Nous sommes bien dans trois dimensions de l’accélération : accélération technique (communication, transport… mais aussi pollution), accélération sociale (changements sociaux qui nous déstabilisent) et accélération des rythmes de vie (qui est une tentative de réponse à un phénomène global qui nous incite à faire plus par unité temps). Ces trois dimensions forment un système fermé dans lequel chaque composant se nourrit mutuellement, accélérant encore l’accélération. Ces trois dimensions sont également motivé par trois forces motrices : l’argent et la concurrence, qui sont le moteur économique (le temps est de l’argent) ; la différenciation fonctionnelle (en particulier, la division du travail) ; et le moteur culturel (promesse d’accélération). finité. Le temps que nous y arrivions, nous voulons tous faire des millions de choses. Si on se dépêche, on peut faire beaucoup de choses avant de mourir. Si nous doublons la vitesse de notre vie, peut-être qu’on vivra deux fois. Si nous augmentons la vitesse à l’infini, arriverons-nous à la vie éternelle avant de mourir ? « Bien sûr, ça ne marche vraiment pas, ça ironise le philosophe. Mais il reflète un aspect culturel qui combine notre idée d’une « bonne vie » à la rapidité. La promesse d’accélération est autant associée à l’idée de liberté qu’à l’idée de l’éternité.
Le résultat de ce système est la logique d’escalade de la vitesse, de la croissance et de l’innovation. Le problème est que nous avons besoin de plus d’énergie (physique, individuelle, collective…) pour maintenir une stabilisation dynamique afin de maintenir le statu quo. Nous devons faire de plus en plus d’efforts pour faire évoluer le monde pour rester compétitif…
Limites d’accélération
Cette stabilisation dynamique n’est plus considérée comme un progrès. Nous avons un sentiment de mouvement, de croissance sans progrès. Nous croyons que l’innovation, l’accélération et la croissance ne vous permettent plus de réaliser quelque chose de nouveau, progressif… Mais ils ne sont maintenus que pour éviter une crise, une catastrophe.

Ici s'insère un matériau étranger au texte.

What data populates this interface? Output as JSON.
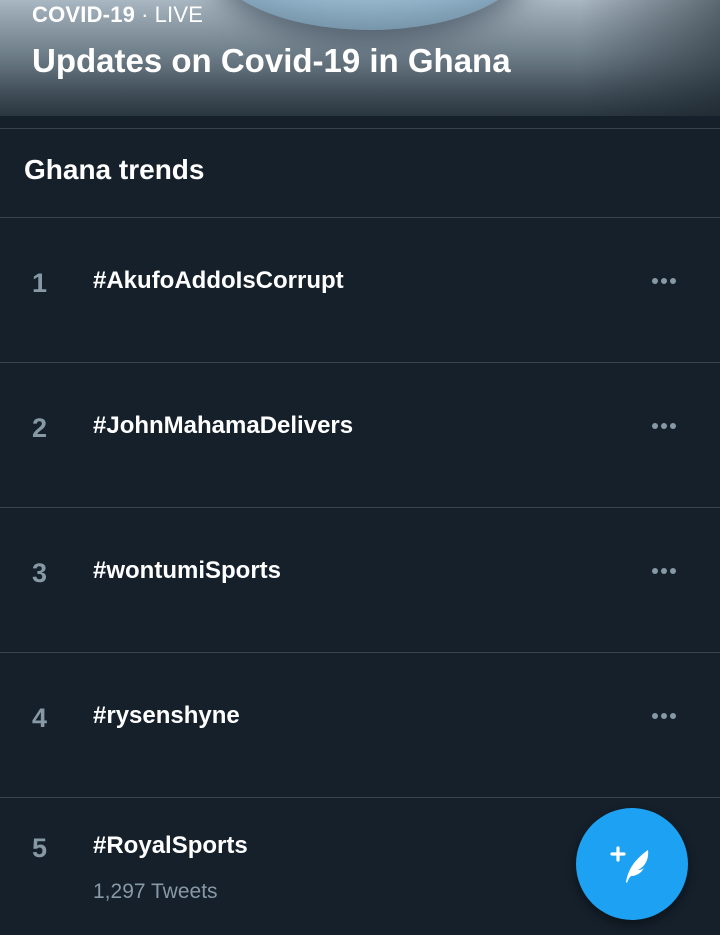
{
  "banner": {
    "category": "COVID-19",
    "separator": "·",
    "status": "LIVE",
    "title": "Updates on Covid-19 in Ghana"
  },
  "section": {
    "title": "Ghana trends"
  },
  "trends": [
    {
      "rank": "1",
      "name": "#AkufoAddoIsCorrupt"
    },
    {
      "rank": "2",
      "name": "#JohnMahamaDelivers"
    },
    {
      "rank": "3",
      "name": "#wontumiSports"
    },
    {
      "rank": "4",
      "name": "#rysenshyne"
    },
    {
      "rank": "5",
      "name": "#RoyalSports",
      "count": "1,297 Tweets"
    }
  ],
  "icons": {
    "more": "more-options-icon",
    "compose": "compose-tweet-icon"
  },
  "colors": {
    "background": "#15202b",
    "accent": "#1da1f2",
    "secondary_text": "#8899a6",
    "divider": "#38444d"
  }
}
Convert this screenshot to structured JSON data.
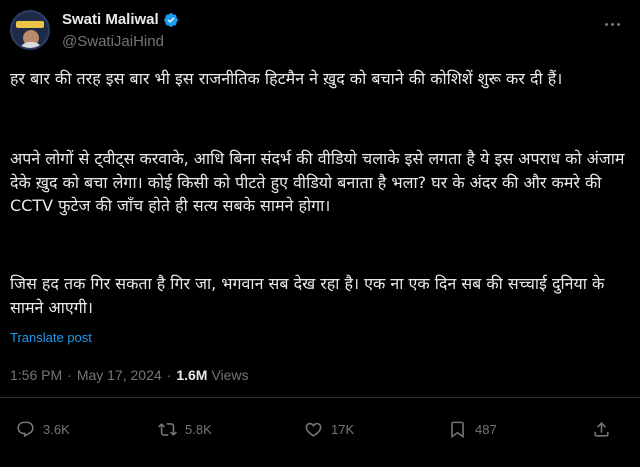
{
  "author": {
    "display_name": "Swati Maliwal",
    "handle": "@SwatiJaiHind",
    "verified": true
  },
  "tweet": {
    "paragraphs": [
      "हर बार की तरह इस बार भी इस राजनीतिक हिटमैन ने ख़ुद को बचाने की कोशिशें शुरू कर दी हैं।",
      "अपने लोगों से ट्वीट्स करवाके, आधि बिना संदर्भ की वीडियो चलाके इसे लगता है ये इस अपराध को अंजाम देके ख़ुद को बचा लेगा। कोई किसी को पीटते हुए वीडियो बनाता है भला? घर के अंदर की और कमरे की CCTV फुटेज की जाँच होते ही सत्य सबके सामने होगा।",
      "जिस हद तक गिर सकता है गिर जा, भगवान सब देख रहा है। एक ना एक दिन सब की सच्चाई दुनिया के सामने आएगी।"
    ],
    "translate_label": "Translate post",
    "time": "1:56 PM",
    "date": "May 17, 2024",
    "separator": "·",
    "views_count": "1.6M",
    "views_label": "Views"
  },
  "actions": {
    "reply_count": "3.6K",
    "retweet_count": "5.8K",
    "like_count": "17K",
    "bookmark_count": "487"
  },
  "colors": {
    "background": "#000000",
    "text": "#e7e9ea",
    "muted": "#71767b",
    "accent": "#1d9bf0",
    "divider": "#2f3336"
  },
  "icons": [
    "verified-badge-icon",
    "more-icon",
    "reply-icon",
    "retweet-icon",
    "like-icon",
    "bookmark-icon",
    "share-icon"
  ]
}
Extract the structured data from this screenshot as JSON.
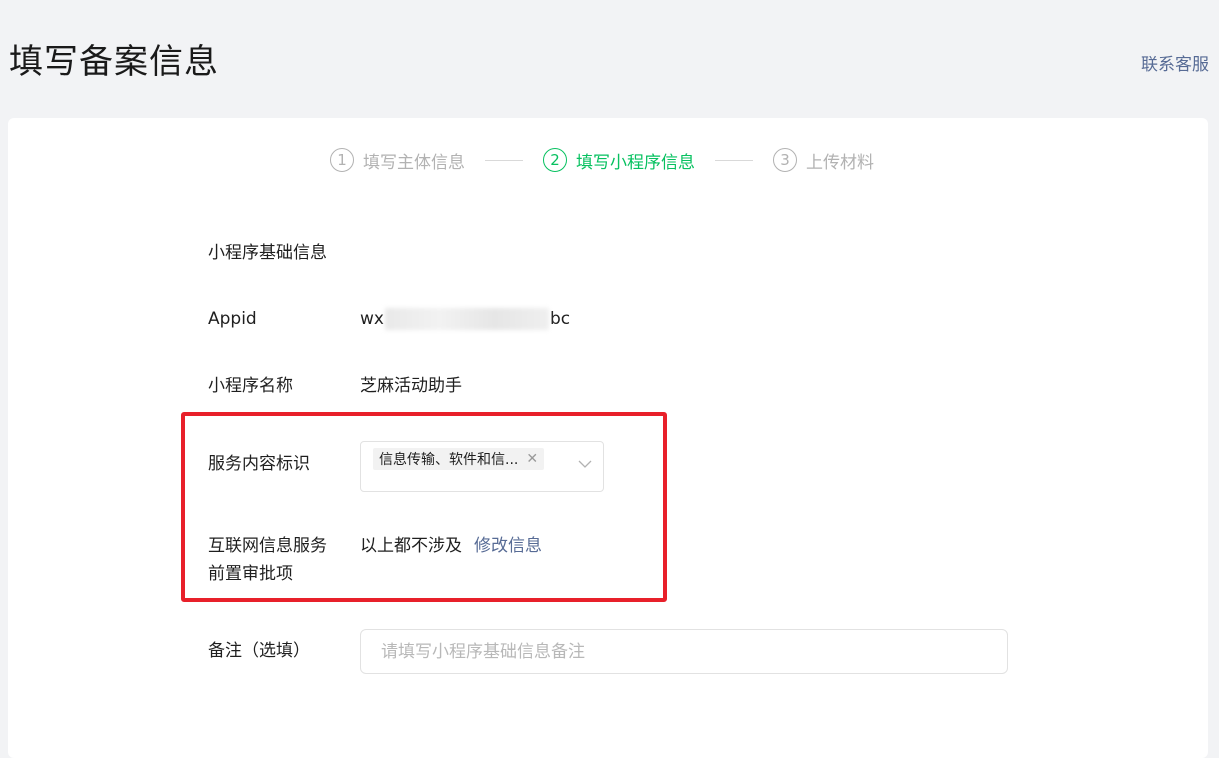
{
  "header": {
    "title": "填写备案信息",
    "contact_link": "联系客服"
  },
  "steps": [
    {
      "num": "1",
      "label": "填写主体信息",
      "state": "inactive"
    },
    {
      "num": "2",
      "label": "填写小程序信息",
      "state": "active"
    },
    {
      "num": "3",
      "label": "上传材料",
      "state": "inactive"
    }
  ],
  "form": {
    "section_title": "小程序基础信息",
    "appid": {
      "label": "Appid",
      "value_prefix": "wx",
      "value_suffix": "bc"
    },
    "name": {
      "label": "小程序名称",
      "value": "芝麻活动助手"
    },
    "service_content": {
      "label": "服务内容标识",
      "selected_tag": "信息传输、软件和信..."
    },
    "pre_approval": {
      "label_line1": "互联网信息服务",
      "label_line2": "前置审批项",
      "value": "以上都不涉及",
      "modify_link": "修改信息"
    },
    "remark": {
      "label": "备注（选填）",
      "placeholder": "请填写小程序基础信息备注",
      "value": ""
    }
  },
  "colors": {
    "accent_green": "#07c160",
    "link_blue": "#576b95",
    "highlight_red": "#e8202a"
  },
  "icons": {
    "tag_close": "close-icon",
    "select_arrow": "chevron-down-icon"
  }
}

Sans oublier que tous les domaines ne peuvent pas être accélérés, comme en témoigne la crise environnementale. Beaucoup de ressources ne sont pas assez rapides pour la société. Nous produisons trop de matériaux toxiques, nous sommes trop rapides pour l’environnement. Une crise psychologique (dépression, brûlure ou) est une réaction à un monde devenu trop rapide, à une situation où vous devez courir plus vite sans arriver quelque part, un monde sans reconnaissance. L’accélération explique aussi la crise démocratique, parce que la démocratie est un système politique qui prend du temps pour réfléchir, faire un concert, un consensus…
Alors, que faire ? « Que peut-on faire ? Pouvons-nous construire un monde où la technologie nous donne beaucoup de temps ? Pouvons-nous imaginer une société qui ne se stabilisera pas dynamiquement ?
» Quoi qu’il en soit, c’est sur quoi le philosophe travaille actuellement avec plusieurs collègues de l’Université d’Iéna, autour du programme Excès de la Croissance Society. L’idée est de trouver un monde capable de croître, d’accélérer ou d’innover, mais qui ne peut pas grandir pour maintenir son propre état, son propre statu quo. « Nous travaillons à imaginer une société qui reste moderne » (dans le sens de la liberté, du pluralisme, de l’égalité…), « démocratique, mais où le progrès technique ne conduirait pas à une pénurie de Hartmut Rosa, une telle société ne peut pas être capitaliste. Elle doit correspondre à la démocratie économique ou à l’économie démocratique. Pour que cette société soit possible, il est nécessaire d’introduire des réformes économiques, des réformes de l’État-providence qui ne peuvent pas diffuser les résultats de la croissance, mais introduisent en particulier des recettes garanties pour briser la logique de la concurrence. Nous devons avoir une idée de ce qu’est une « bonne vie » ou une « bonne vie » ou « buen vivir » : qu’est-ce qui rend notre vie efficace ? C’est une erreur culturelle de penser que la vie est bonne si elle va vite, si elle offre plus d’options, d’opportunités. Nos vies sont efficaces dans les moments de résonance. « La résonance est le sentiment que nous agissons dans un contexte qui nous convient, qui nous intéresse »… comme nous le trouvons parfois dans la famille, le travail ou la musique. La résonance est l’opposé de l’aliénation, quand le monde nous semble hostile, hostile ou calme. Nous avons besoin une autre idée de ce qui rend une bonne vie et expliquer les conditions structurelles qui entravent cette bonne vie. technique au service de la lenteur », conclut Harmut Rosa.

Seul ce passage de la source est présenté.